There's volatile, and there's ChiNext. All 28 debutants on Shenzhen's new board for growth stocks tripped multiple circuit-breakers on Friday, some more than doubling. Yesterday two-thirds of them did so in the other direction, tumbling more than 10 per cent. Beijing-based Huayi Brothers, China's largest film studio, was typical – up 147 per cent, down 11 per cent. If the Shanghai Stock Exchange is a bit of a casino, then the new junior board looks like it will be a back-alley cockfight.
Growth markets often falter: remember Easdaq, or Germany's Neuer Markt? Successful venues can take years to develop a full spectrum of issuers, from main market proxies (low volatility, high volumes, analyst coverage) at one end, to striplings barely out of venture capital at the other.

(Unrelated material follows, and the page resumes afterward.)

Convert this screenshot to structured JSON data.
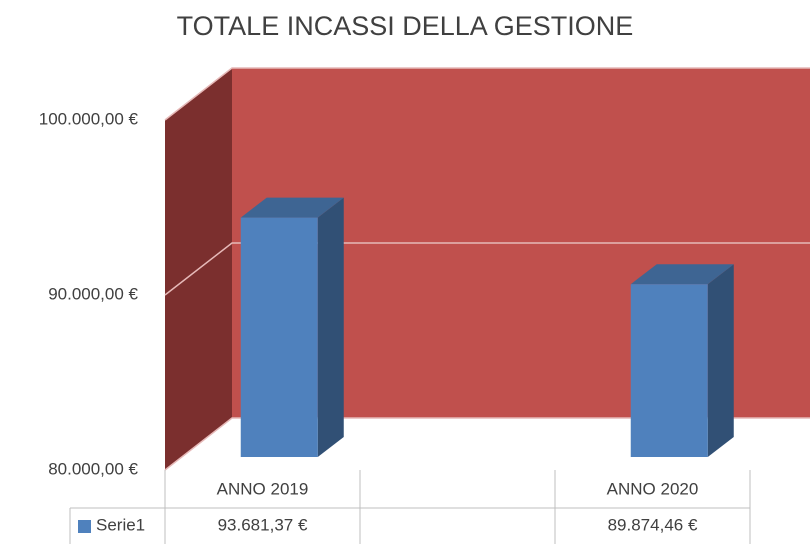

But the omens aren't encouraging for China's new bourse. Growth markets need patient, long-term investors. And ChiNext is as short of those as its seniors in Shanghai and Shenzhen. On CLSA estimates, about a fifth of the capitalisation of the mainland markets is publicly accounted for, held by local and foreign institutions. The remainder is owned by flighty retail investors and shadowy government-linked bodies, whose investment objectives are anyone's guess. Growth markets also need unhysterical valuations. At close, the average trailing price/earnings ratio of ChiNext constituents is 71 – more than double that of the Shanghai benchmark, and more than triple the S&P 500's.
The rationale for ChiNext remains sound. The world's leading capital markets – London, New York, Tokyo – are multi-tiered. China's start-ups have struggled for access to equity capital; the internet companies Baidu and Ctrip, for example, now worth a combined $17bn on Nasdaq, had to look elsewhere. A reliable outlet for growth stocks also draws in more private equity money to back listable candidates. But note the key word, “reliable”. ChiNext is anything but.